Das prägnanteste und zugleich unfreiwillig komischste Zitat der Woche stammt vom Augsburger Bischof Konrad Zdarsa (Foto). In seinem Plädoyer für die Verlegung des Sitzes der Deutschen Bischofskonferenz von Bonn nach Berlin sprach Zdarsa von der Aufforderung Papst Franziskus’, an die Ränder der Gesellschaft zu gehen: „Der Osten unseres Landes und das ehemalige Ostberlin gelten ja vielen im Westen als die religiös und moralisch ausgebranntesten Landschaften Deutschlands.“ Deshalb müsse die Kirche dort „öffentlich wahrnehmbar präsent“ sein, sagte er der Lausitzer Rundschau. Was er damit meinte, wurde nicht ganz klar: die vielen Nazis oder Linkspartei-Mitglieder im Osten – oder das Friedrichshainer Berghain, in dem junge Menschen halb öffentlich Sex haben sollen?

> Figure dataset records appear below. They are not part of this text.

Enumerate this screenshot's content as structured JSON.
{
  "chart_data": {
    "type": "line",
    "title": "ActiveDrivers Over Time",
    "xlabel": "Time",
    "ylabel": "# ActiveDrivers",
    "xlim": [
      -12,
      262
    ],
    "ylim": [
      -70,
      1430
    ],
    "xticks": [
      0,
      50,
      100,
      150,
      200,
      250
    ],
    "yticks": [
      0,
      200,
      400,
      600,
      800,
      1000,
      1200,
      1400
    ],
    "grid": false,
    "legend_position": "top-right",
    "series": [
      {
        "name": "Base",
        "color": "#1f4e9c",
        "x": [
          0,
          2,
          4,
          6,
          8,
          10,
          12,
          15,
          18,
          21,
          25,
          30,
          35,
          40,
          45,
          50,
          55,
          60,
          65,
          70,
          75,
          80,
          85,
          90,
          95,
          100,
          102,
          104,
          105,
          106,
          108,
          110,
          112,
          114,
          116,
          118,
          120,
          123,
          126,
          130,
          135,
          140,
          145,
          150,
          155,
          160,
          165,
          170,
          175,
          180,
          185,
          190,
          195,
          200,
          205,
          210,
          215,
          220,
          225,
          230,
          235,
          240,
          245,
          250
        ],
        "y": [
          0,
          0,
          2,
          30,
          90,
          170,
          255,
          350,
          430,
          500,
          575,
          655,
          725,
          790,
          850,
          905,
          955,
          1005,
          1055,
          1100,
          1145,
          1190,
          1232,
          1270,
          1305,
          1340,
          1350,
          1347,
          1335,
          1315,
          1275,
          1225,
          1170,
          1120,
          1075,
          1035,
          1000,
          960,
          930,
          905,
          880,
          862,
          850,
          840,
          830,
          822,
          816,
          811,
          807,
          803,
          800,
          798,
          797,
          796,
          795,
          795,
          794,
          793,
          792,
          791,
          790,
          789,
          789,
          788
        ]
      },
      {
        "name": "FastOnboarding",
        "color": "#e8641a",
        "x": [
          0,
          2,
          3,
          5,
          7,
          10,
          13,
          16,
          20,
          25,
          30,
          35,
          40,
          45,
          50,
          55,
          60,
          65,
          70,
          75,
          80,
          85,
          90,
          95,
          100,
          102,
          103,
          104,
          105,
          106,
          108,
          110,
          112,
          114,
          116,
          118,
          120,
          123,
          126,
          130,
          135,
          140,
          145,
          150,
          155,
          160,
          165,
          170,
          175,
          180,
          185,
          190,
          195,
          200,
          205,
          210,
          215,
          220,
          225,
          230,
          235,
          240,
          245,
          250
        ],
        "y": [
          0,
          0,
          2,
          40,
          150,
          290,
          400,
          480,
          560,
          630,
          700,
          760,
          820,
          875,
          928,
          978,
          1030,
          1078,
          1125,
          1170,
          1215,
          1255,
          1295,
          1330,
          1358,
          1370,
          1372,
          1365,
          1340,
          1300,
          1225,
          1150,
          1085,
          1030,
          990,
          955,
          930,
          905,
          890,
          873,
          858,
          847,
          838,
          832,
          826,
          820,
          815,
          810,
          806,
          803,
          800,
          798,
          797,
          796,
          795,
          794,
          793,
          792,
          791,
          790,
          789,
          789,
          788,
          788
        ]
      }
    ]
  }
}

Oder nur die hohe Zahl an Nichtkirchenmitgliedern?

Sie glauben das ja wirklich in der Kirche: dass dort, wo keine Religion ist, auch keine Moral sein kann. Und weil der deutsche Osten die vielleicht säkularste Gegend der Welt ist, ist er zum Schrecken der Kirchenoffiziellen geworden.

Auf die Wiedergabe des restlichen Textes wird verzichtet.